Job Market Bounces Back in October

U.S. payrolls increased by 531,000 in October, the Labor Department announced Friday, as the national unemployment rate fell to 4.6%. The stronger-than-expected results are boosting confidence that the recovery from the Covid-19 pandemic continues to gather steam.

“This is the kind of recovery we can get when we are not sidelined by a surge in Covid cases,” economist Nick Bunker of the job search site Indeed told CNBC. “If this is the sort of job growth we will see in the next several months, we are on a solid path.”

In addition, the numbers from previous months were revised upwards, indicating the jobs recovery may have been stronger in late summer than economists initially thought. The job growth number for August was revised to 483,000, an increase of 117,000 from the initial reading, and the number for September is now 312,000, an increase of 118,000.
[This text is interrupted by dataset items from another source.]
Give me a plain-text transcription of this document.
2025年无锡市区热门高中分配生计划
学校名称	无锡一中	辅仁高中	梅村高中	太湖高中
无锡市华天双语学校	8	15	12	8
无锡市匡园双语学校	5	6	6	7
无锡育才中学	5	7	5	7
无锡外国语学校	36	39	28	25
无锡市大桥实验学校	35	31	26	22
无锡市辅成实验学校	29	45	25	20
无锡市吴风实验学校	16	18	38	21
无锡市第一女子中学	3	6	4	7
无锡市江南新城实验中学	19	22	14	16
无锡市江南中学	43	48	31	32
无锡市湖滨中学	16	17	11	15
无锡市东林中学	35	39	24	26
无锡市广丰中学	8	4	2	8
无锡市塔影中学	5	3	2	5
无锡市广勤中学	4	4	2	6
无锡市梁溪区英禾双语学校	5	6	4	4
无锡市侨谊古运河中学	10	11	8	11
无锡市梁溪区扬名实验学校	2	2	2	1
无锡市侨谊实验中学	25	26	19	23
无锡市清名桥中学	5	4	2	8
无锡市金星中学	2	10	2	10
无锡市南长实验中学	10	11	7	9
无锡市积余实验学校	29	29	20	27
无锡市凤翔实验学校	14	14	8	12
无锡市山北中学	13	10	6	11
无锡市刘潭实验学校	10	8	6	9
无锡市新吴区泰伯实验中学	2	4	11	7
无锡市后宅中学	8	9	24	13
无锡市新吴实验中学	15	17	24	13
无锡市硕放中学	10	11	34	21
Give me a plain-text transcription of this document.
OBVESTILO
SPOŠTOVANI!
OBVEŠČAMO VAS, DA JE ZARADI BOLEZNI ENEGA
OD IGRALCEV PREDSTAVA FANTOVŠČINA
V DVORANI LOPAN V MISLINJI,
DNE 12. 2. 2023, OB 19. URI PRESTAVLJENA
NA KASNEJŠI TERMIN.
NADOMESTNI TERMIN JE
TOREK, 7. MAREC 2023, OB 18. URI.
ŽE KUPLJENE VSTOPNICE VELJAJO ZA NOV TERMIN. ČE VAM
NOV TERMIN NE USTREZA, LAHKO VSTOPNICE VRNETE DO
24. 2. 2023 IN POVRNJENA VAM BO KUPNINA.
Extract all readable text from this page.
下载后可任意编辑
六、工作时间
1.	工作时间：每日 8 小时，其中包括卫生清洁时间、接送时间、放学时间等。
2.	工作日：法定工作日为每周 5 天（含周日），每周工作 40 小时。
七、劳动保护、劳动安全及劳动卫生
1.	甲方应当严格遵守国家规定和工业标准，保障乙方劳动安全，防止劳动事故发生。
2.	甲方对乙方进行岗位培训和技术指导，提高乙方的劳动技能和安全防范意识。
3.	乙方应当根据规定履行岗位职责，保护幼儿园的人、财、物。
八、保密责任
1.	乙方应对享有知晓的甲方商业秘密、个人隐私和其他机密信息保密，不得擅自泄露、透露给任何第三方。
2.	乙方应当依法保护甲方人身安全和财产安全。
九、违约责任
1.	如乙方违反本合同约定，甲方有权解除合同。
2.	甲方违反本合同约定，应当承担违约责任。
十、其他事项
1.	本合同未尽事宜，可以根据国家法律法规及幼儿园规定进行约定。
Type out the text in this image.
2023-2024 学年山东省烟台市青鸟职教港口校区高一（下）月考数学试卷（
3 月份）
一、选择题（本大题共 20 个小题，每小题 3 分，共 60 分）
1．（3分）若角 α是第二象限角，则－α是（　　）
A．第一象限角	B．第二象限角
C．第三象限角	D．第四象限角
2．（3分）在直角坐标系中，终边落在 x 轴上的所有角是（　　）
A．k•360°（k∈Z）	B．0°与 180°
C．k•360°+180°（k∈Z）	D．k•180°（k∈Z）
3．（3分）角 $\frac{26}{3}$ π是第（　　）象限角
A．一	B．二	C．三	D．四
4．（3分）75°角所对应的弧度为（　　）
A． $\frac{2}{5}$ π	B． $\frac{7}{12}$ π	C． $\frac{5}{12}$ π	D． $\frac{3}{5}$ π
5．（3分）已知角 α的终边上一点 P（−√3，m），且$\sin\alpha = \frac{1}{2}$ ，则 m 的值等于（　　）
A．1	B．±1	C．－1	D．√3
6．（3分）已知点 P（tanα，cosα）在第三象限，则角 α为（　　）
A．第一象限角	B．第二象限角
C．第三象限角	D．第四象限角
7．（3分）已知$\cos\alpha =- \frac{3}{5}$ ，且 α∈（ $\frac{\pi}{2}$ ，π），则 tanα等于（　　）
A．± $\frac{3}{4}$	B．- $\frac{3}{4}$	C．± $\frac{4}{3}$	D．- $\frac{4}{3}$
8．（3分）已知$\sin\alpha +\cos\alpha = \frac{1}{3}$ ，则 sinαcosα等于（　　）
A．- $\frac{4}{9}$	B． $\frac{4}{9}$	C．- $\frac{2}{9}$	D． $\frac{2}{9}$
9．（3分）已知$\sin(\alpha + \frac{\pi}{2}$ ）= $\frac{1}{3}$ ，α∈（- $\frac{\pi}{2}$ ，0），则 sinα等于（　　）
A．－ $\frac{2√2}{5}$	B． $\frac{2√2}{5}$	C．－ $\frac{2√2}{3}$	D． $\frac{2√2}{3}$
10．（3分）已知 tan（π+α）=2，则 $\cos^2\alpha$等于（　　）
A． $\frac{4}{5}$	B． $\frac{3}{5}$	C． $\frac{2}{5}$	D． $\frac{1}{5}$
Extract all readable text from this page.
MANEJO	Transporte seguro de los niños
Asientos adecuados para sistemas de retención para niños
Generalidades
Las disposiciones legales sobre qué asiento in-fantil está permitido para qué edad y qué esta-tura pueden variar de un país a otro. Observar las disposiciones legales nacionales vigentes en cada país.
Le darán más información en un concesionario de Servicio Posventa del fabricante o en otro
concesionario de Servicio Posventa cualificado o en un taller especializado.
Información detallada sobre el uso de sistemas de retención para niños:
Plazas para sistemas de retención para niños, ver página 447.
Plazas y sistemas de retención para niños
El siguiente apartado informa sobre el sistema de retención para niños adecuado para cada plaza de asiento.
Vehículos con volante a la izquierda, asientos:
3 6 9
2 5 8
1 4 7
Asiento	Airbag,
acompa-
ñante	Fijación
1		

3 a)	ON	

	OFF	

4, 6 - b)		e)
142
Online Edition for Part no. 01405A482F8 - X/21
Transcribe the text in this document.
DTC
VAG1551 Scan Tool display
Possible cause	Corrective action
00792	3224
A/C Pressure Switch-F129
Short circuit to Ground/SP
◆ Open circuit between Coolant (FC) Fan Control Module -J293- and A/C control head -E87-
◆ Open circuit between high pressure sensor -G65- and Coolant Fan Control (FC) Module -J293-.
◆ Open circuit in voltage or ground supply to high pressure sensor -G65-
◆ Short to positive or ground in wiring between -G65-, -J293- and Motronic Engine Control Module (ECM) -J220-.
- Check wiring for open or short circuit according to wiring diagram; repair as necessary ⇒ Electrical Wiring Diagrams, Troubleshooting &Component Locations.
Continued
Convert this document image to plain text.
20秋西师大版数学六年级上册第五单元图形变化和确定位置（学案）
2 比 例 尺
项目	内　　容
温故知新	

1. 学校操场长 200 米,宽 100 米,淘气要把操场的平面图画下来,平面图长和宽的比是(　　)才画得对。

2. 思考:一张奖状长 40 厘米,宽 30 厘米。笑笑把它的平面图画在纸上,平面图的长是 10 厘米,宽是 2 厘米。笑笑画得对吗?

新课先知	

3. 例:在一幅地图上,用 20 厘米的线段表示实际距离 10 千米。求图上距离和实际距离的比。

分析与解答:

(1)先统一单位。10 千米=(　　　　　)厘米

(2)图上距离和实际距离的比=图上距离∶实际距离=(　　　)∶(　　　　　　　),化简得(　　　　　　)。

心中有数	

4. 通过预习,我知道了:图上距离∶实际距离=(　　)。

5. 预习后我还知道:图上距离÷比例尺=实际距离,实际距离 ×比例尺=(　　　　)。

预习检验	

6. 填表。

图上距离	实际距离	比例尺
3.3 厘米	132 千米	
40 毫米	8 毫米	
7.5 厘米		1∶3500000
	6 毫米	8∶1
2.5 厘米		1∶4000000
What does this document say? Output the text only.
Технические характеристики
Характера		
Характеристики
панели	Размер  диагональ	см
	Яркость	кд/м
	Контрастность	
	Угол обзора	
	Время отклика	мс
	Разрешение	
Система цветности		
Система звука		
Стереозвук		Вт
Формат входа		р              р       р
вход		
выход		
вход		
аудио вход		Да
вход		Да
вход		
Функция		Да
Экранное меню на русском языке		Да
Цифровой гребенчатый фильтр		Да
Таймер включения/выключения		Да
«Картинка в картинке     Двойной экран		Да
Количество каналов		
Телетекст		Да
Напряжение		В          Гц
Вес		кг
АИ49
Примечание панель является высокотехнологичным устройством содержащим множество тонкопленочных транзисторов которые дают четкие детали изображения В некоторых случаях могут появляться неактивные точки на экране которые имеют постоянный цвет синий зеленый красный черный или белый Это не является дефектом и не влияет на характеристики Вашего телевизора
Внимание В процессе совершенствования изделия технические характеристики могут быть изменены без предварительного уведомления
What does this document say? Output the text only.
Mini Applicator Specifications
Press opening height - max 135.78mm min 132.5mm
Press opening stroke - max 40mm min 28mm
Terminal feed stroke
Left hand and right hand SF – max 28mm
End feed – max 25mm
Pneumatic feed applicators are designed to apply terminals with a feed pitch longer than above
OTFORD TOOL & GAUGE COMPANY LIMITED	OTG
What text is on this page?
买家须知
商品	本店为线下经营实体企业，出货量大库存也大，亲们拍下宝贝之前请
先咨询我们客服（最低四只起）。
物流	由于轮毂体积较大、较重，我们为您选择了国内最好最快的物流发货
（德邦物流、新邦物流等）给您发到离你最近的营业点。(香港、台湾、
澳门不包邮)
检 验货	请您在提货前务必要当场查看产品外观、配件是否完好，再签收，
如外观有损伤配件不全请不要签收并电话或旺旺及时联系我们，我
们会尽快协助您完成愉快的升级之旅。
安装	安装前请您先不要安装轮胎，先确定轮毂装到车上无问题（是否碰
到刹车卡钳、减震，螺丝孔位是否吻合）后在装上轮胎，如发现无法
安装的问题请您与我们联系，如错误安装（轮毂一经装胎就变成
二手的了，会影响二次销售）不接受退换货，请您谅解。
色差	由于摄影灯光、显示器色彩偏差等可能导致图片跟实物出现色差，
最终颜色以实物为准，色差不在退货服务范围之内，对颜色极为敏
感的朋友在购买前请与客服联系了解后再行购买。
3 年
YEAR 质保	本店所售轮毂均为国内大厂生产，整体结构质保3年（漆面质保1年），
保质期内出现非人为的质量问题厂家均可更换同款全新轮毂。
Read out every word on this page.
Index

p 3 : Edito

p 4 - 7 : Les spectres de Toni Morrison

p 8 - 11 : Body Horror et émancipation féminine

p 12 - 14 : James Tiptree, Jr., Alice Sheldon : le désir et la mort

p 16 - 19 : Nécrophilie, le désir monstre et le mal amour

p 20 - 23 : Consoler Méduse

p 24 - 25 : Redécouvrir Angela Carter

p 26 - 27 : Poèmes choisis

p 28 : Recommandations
Employers continue to report difficulty hiring workers, and the demand for workers amid a persistent shortage helped push wages higher, with average hourly wages for private-sector workers rising 0.4% from September to October. On an annual basis, wages are up 4.9% – an exceptionally high level that is largely being erased by exceptionally high inflation.

The long-term trend: The U.S. has now recovered 81% of the jobs lost during the pandemic, with more than 18 million people returning to work, leaving the economy about 4.2 million jobs below the pre-pandemic peak of February 2020. However, if lost job growth is taken into account – that is, the jobs that would have been created in the absence of the pandemic – the hole is quite a bit deeper. According to Ian Shepherdson of Pantheon Economics, the number of missing jobs is nearly 9 million. “That should be the goal,” Shepherdson tweeted Friday.

In an increasingly worrying sign, the labor force participation rate has seen little change. About 61% of the potential labor force is currently working or looking for a job, roughly the same level as a year ago and close to lows not seen since the 1970s.

“Initially we thought it would be the end of unemployment insurance with 25 states ending those over the summer, but we really didn’t see an increase in participation,” Veronica Clark, an economist at Citi, told The Washington Post. “It’s childcare issues. It’s Delta. It’s almost like we keep making up stories why the participation rate isn’t coming back. But it could be something more structural."

The persistent weakness in labor force participation has more economists thinking about a possible structural change, driven in part by the early retirement of millions of baby boomers during the pandemic. “While the strength of employment was an encouraging sign that labor demand remains strong, labor supply remains very weak,” economist Michael Pearce of Capital Economics wrote in a note to clients. “We’re increasingly convinced that the fall in participation since the beginning of the pandemic will prove permanent.”

Joseph Brusuelas, chief economist at the consulting firm RSM, said he will be watching two demographic groups carefully in the coming months: baby boomers and prime-working-age women who have dropped out of the labor force in significant numbers. In the past, those groups have started to trickle back into the workforce once the unemployment rate drops below 5%. If they don’t come back, that would “signal what lasting structural damage there is to the workforce from the pandemic," Brusuelas told CNN.